Du 26 au 30 novembre 2025, Genève accueillera la 14ᵉ édition des Rencontres cinématographiques PALESTINE : Filmer c’est exister, un rendez-vous qui met en lumière la richesse et la diversité du cinéma palestinien. Organisé au MEG et aux Cinémas du Grütli, le festival se veut un espace de mémoire et de résistance, en résonance avec les luttes contemporaines du peuple palestinien.

Palestine : Filmer c’est exister Le nom de ce festival n’a probablement jamais été aussi signifiant. Le génocide à Gaza n’est pas documenté par la presse internationale, interdite d’accès à l’enclave. Les journalistes palestinien·nes sont délibérément ciblé·es et assassiné·es : d’après Reporters Sans Frontières, au 1er septembre 2025, plus de 210 journalistes ont été tué·es à Gaza depuis le 7 octobre 2023. La Cisjordanie occupée, soumise à un système d’apartheid, est assaillie de toutes parts par les colons et l’armée israélienne, avec des attaques quotidiennes contre les personnes, les maisons, les villages, les champs et les oliveraies. Selon les standards de l’ONU, aux qualifications d’apartheid, de crimes de guerre et de génocide imputés à l’État d’Israël s’ajoute l’épuration ethnique en cours, caractérisée par des démolitions de maisons, des expulsions forcées et des violences systématiques contre les Palestinien·nes.

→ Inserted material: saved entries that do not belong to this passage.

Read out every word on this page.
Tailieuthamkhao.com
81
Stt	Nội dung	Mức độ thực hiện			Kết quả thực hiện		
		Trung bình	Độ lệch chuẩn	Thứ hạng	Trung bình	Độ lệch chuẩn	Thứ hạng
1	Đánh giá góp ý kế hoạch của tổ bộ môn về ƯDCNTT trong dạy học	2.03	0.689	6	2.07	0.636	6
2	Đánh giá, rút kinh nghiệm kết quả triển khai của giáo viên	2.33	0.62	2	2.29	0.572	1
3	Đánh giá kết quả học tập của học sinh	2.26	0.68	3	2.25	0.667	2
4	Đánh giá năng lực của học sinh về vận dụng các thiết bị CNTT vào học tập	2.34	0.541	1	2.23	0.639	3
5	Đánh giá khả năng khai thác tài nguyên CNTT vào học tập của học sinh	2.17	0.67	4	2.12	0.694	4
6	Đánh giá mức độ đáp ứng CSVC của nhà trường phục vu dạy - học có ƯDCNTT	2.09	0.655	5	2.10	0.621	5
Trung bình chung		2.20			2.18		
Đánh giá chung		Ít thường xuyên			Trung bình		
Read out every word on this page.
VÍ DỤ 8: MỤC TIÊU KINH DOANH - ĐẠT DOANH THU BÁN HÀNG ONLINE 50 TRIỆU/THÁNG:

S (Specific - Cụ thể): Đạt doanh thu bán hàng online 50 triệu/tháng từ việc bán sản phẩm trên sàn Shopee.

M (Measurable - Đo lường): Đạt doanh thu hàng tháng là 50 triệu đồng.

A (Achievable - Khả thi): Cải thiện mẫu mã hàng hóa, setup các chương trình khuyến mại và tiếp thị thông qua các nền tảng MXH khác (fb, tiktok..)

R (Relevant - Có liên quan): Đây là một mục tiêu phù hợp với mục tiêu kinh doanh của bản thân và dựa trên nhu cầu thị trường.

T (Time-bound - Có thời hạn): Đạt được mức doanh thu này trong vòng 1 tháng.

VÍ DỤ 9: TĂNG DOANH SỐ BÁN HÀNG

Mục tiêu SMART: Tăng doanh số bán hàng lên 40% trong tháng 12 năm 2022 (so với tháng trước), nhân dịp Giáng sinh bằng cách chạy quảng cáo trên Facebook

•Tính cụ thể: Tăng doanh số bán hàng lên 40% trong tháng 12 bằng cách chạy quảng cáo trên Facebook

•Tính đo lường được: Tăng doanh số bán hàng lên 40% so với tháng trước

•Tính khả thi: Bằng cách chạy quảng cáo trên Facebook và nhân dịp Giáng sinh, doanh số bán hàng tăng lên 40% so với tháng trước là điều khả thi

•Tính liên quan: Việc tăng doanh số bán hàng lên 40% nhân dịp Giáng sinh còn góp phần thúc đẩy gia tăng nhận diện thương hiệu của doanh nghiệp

Dans ce contexte de destructions tous azimuts, où l’objectif semble être d’effacer non seulement le peuple palestinien, mais aussi sa géographie et son histoire, s’ajoute une volonté manifeste d’anéantir sa culture riche et plurielle. Qu’elle soit artistique — littéraire, théâtrale ou musicale — à travers la destruction de lieux culturels, les arrestations arbitraires, les exils forcés ou les assassinats ciblés ; ou qu’elle relève des traditions et de la gastronomie, cette culture est continuellement menacée.

Le cinéma comme mémoire et résistance

Le cinéma demeure un vecteur puissant d’évocation, de réappropriation des récits et d’archivage de la mémoire. Cette année, de nombreux films d’importance majeure ont été présentés dans des festivals et sont sortis sur les écrans du monde. À cet égard, toujours à l’affiche en Suisse romande, All That’s Left Of You de Cherien Dabis retrace la Nakba à travers l’histoire d’une famille sur trois générations.

Mais la visibilité ne protège pas les artistes. Être récipiendaire d’un Oscar ou invité·e au Festival de Cannes n’offre aucune garantie de sécurité. Awdah Hathaleen, militant des droits humains et consultant sur le documentaire oscarisé No Other Land, a été assassiné le 28 juillet 2025 par Yinon Levi, colon israélien sous sanctions internationales, mais toujours libre de ses mouvements en Israël. Fatma Hassona, photojournaliste et poétesse de Gaza, protagoniste du documentaire Put Your Soul on Your Hand and Walk de la réalisatrice iranienne Sepideh Farsi, a été assassinée avec dix membres de sa famille par un missile ciblé israélien le 16 avril 2025, au lendemain de l’annonce de la sélection du film au Festival de Cannes et à la veille de son mariage.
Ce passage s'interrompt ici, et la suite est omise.